Tutti i materiali del calcolo differenziale erano pronti ormai e non restava da fare che l’ultimo passo. Leibniz fu il primo a pubblicare nel 1684 le regole di questo calcolo che Newton dal canto suo aveva già  trovato. […] Ma questi scritti, per quanto ammirevoli siano, non sono niente, per così dire, se paragonati all’immortale opera [di Newton] intitolata Philosophiae naturalis principia matematica, che può essere considerata come l’applicazione più estesa, più ammirevole e più felice che sia stata mai fatta della Geometria alla Fisica.
Questo libro [di Newton] oggi è troppo conosciuto, perciò non aggiungiamo maggiori dettagli. […] Qui non parliamo […] di qualche altro scritto geometrico meno importante, tutti però di prima forza, tutti brillanti di sagacia e inventiva, come la sua Analysis per aequationes numero terminorum infinitas, la sua  Analysis per aequationum series, fluxiones et differentias, il metodo dei flussi, il metodo differenziale, eccetera. Quando si considerano questi monumenti immortali del genio del loro autore,  e quando si considera che questo grand’uomo aveva fatto le sue principali scoperte a soli ventiquattro anni, si è quasi tentati di sottoscrivere ciò che dice Pope, che la sagacia di Newton sbalordì le intelligenze celesti e che queste guardarono a lui come a un essere intermedio fra l’uomo e loro stesse: d’altronde è ben fondata l’esclamazione homo homini quid praestat! ossia: quale distanza c’è fra un uomo e un altro uomo!
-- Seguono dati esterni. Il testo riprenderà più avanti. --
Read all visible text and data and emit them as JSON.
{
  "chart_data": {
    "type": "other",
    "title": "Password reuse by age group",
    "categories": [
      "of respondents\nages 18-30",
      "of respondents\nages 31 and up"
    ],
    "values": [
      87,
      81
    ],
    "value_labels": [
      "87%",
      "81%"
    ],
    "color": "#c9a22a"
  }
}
L’edificio innalzato da Newton ha questa immensa altezza, pur non essendo stato portato a termine. Il calcolo integrale in seguito è stato estremamente perfezionato  da Bernoulli, Cotes, Maclaurin e altri e dai matematici venuti dopo di loro. […] Sono state fatte applicazioni ancora più raffinate e oseremmo dire più difficili, più felici e più esatte della Geometria alla Fisica. È stato aggiunto molto a ciò che Newton aveva intrapreso circa il sistema del mondo: soprattutto sotto questo aspetto è stata corretta e perfezionata la sua grande opera sui Principi matematici. Quanto alla maggior parte dei matematici ancora viventi che hanno contribuito ad arricchire la Geometria mediante le loro scoperte e ad applicarle alla Fisica e all’Astronomia,  avendo partecipato forse anche noi  in qualche misura a questi lavori, lasceremo ai posteri il compito  di rendere a ciascuno la giustizia che merita, e termineremo qui questa breve storia della Geometria: chi vorrà istruirsi più a fondo, potrà consultare i diversi autori che hanno scritto su questo argomento.Jean-Baptiste Le Rond d’Alembert, Mathematique, o Matematiques, 1751-1758
NOTE

Cavalieri fece parte dei Gesuati e non dei Gesuiti. La storia dell’ordine, sciolto nel 1668, è su Cathopedia.